Introduction: Bispecific antibodies (BsAbs) are a newly approved treatment for relapsed and refractory Multiple Myeloma (MM) in Brazil. They are expected to be widely used among patients previously exposed to anti-CD38, proteasome inhibitors, and immunomodulatory agents (triple class-exposed), as access and cost hinder the use of CAR-T cells for most of the population. Brazil’s unique label for teclistamab and talquetamab allows for the possibility of prescription in the second line of treatment for triple-class exposed patients, even though data is lacking in this setting. Here, we present initial data on twelve patients treated with commercially available BsAbs in our hospital.

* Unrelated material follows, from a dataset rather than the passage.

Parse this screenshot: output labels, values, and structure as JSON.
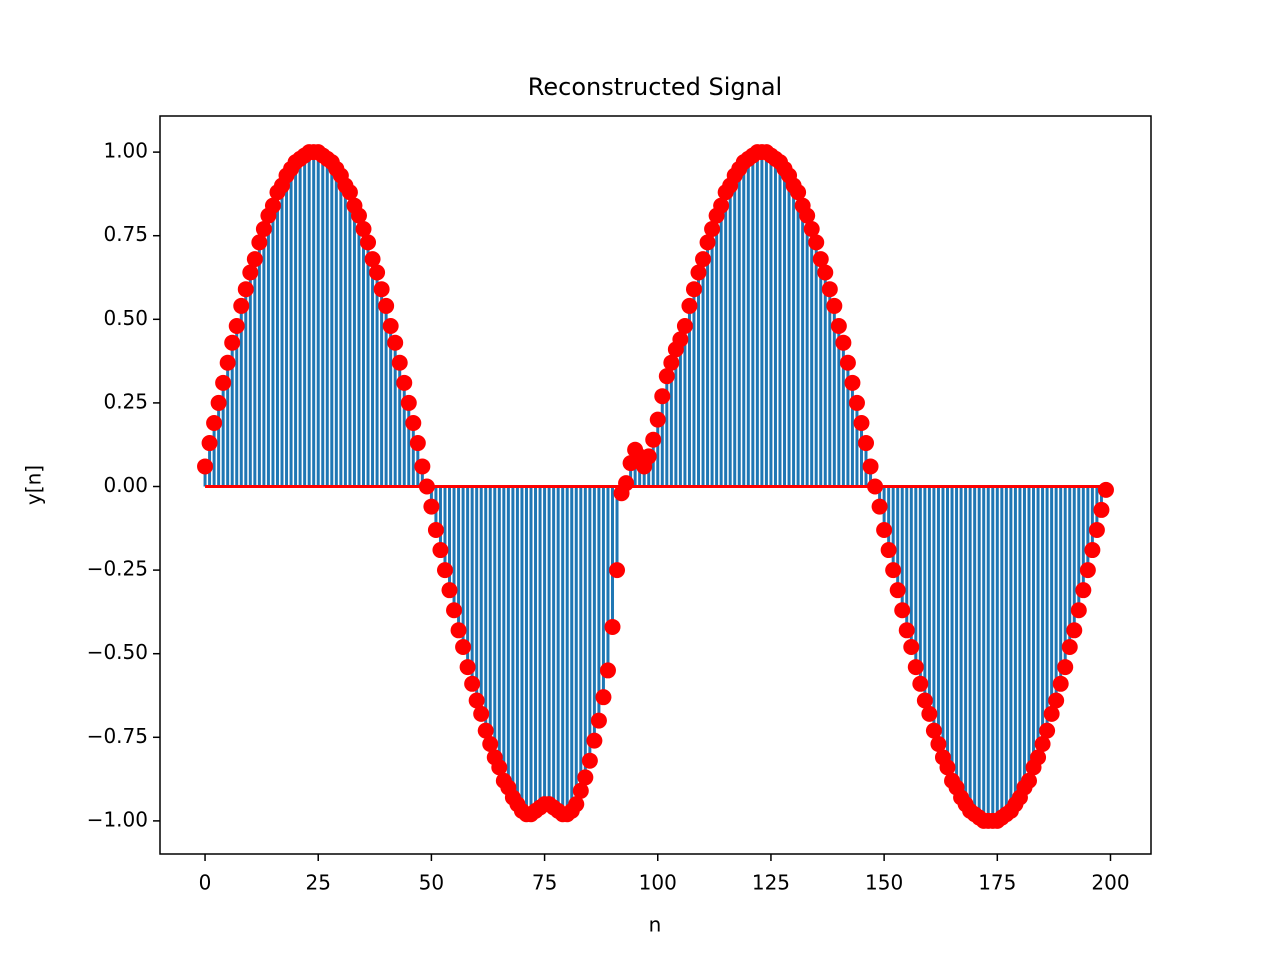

Methods: We collected data for patients treated with BsAbs at our Oncology Center (AC Camargo Cancer Center) in São Paulo, Brazil, between June 2023 and May 2024. Baseline characteristics were collected at baseline, and response and toxicity parameters were updated based on the last day of follow-up.

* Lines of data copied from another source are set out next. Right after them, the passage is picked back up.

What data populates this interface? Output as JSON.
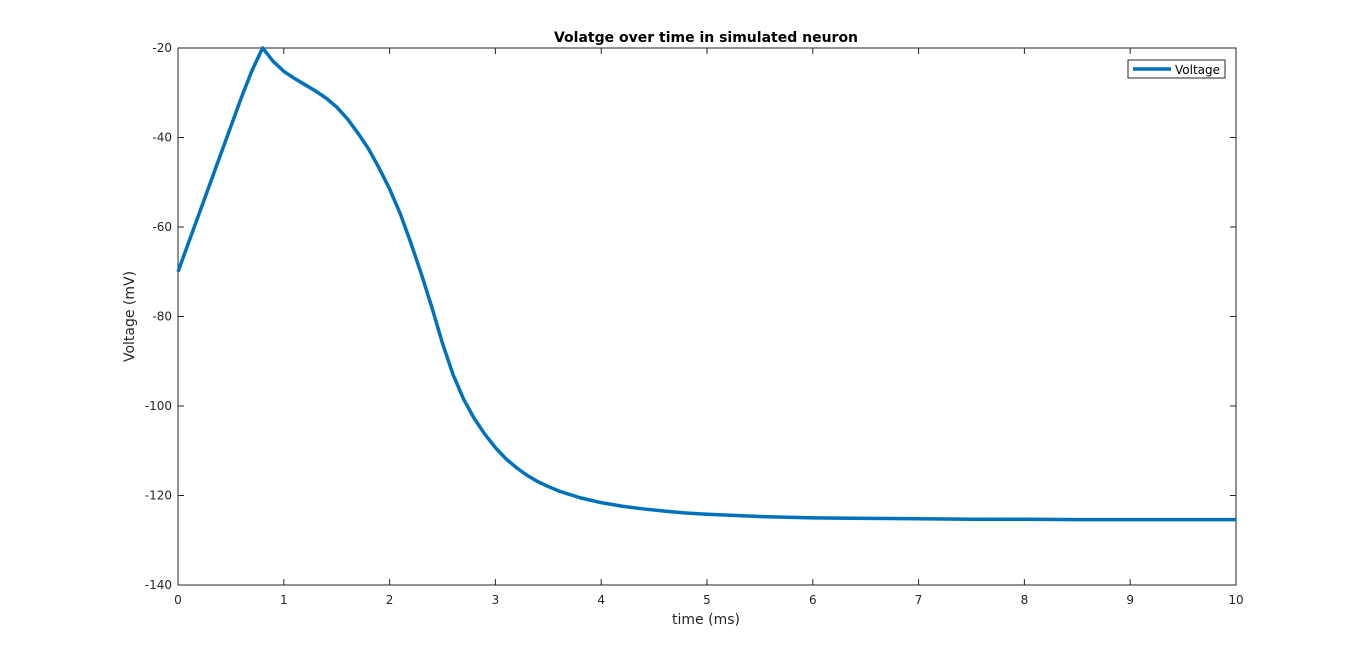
{
  "chart_data": {
    "type": "line",
    "title": "Volatge over time in simulated neuron",
    "xlabel": "time (ms)",
    "ylabel": "Voltage (mV)",
    "xlim": [
      0,
      10
    ],
    "ylim": [
      -140,
      -20
    ],
    "xticks": [
      0,
      1,
      2,
      3,
      4,
      5,
      6,
      7,
      8,
      9,
      10
    ],
    "yticks": [
      -140,
      -120,
      -100,
      -80,
      -60,
      -40,
      -20
    ],
    "xtick_labels": [
      "0",
      "1",
      "2",
      "3",
      "4",
      "5",
      "6",
      "7",
      "8",
      "9",
      "10"
    ],
    "ytick_labels": [
      "-140",
      "-120",
      "-100",
      "-80",
      "-60",
      "-40",
      "-20"
    ],
    "grid": false,
    "legend_position": "top-right",
    "series": [
      {
        "name": "Voltage",
        "color": "#0072BD",
        "x": [
          0,
          0.1,
          0.2,
          0.3,
          0.4,
          0.5,
          0.6,
          0.7,
          0.8,
          0.9,
          1.0,
          1.1,
          1.2,
          1.3,
          1.4,
          1.5,
          1.6,
          1.7,
          1.8,
          1.9,
          2.0,
          2.1,
          2.2,
          2.3,
          2.4,
          2.5,
          2.6,
          2.7,
          2.8,
          2.9,
          3.0,
          3.1,
          3.2,
          3.3,
          3.4,
          3.5,
          3.6,
          3.8,
          4.0,
          4.2,
          4.4,
          4.6,
          4.8,
          5.0,
          5.5,
          6.0,
          6.5,
          7.0,
          7.5,
          8.0,
          8.5,
          9.0,
          9.5,
          10.0
        ],
        "y": [
          -70,
          -63.5,
          -57,
          -50.5,
          -44,
          -37.5,
          -31,
          -25,
          -20,
          -23,
          -25.2,
          -26.8,
          -28.2,
          -29.6,
          -31.2,
          -33.2,
          -35.8,
          -39,
          -42.5,
          -46.8,
          -51.5,
          -57,
          -63.5,
          -70.5,
          -78,
          -86,
          -93,
          -98.5,
          -102.8,
          -106.3,
          -109.3,
          -111.8,
          -113.8,
          -115.5,
          -116.9,
          -118,
          -119,
          -120.5,
          -121.6,
          -122.4,
          -123,
          -123.5,
          -123.9,
          -124.2,
          -124.7,
          -125,
          -125.1,
          -125.2,
          -125.3,
          -125.3,
          -125.4,
          -125.4,
          -125.4,
          -125.4
        ]
      }
    ]
  }
}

Results: Twelve patients were identified, most were male (58%), and the median age was 67.5 years (CI 44-77), with 33.3% expressing IgG/Kappa and 33.3% expressing IgG/Lambda. ISS 1 was the most common staging (41.6%), followed by ISS 3 (33.3%). FISH was unavailable for most (66.6%). All patients were triple class exposed, with the majority having received lenalidomide and thalidomide as IMiDs (66.6%). The mean number of previous lines of treatment was 3 (CI 1-5), with one patient receiving treatment as a second line. The median follow-up was 4 months [CI 1-7]. Teclistamab was the most common BsAb (83.3%, n=10), followed by talquetamab (16.7%, n=2). Response was achieved in 10 patients, with 16% (2/12 pts) in stringent complete response, 33.3% (4/12 pts) in VGPR, and 25% (3/12 pts) in partial response. The median hospital stay for step-up dosing was 12 days [CI 9-56]. Cytokine release syndrome (CRS) occurred in most patients (83%, 10/12 pts), with most being grade 1 (50%, 6/12 pts). Tocilizumab was used in 41% (5/12 pts) of patients, and dipyrone was the most used antipyretic for CRS management (83%, 10/12 pts). Immune effector cell-associated neurotoxicity syndrome (ICANS) occurred in two patients (16%), and both had dialytic renal dysfunction due to MM activity. Infections were common (66.6%, 8/12 pts), with most being grade 3-4 (66.6%, 8/12pts) and lower respiratory tract infections (37.5%, 4/12 pts). Hypogammaglobulinemia occurred in 91.6% (n=11) of patients, and only one patient had not yet received intravenous human immunoglobulin. One patient died during the in-hospital stay for the step-up dosing due to infectious complications and renal dysfunction.
Conclusions: BsAbs will be used as a mainstay treatment for most of the Brazilian patients for whom it is available. Responses and the toxicity profile seem to be in line with what was previously observed in pivotal studies, although more data and follow-up are necessary for definitive conclusions.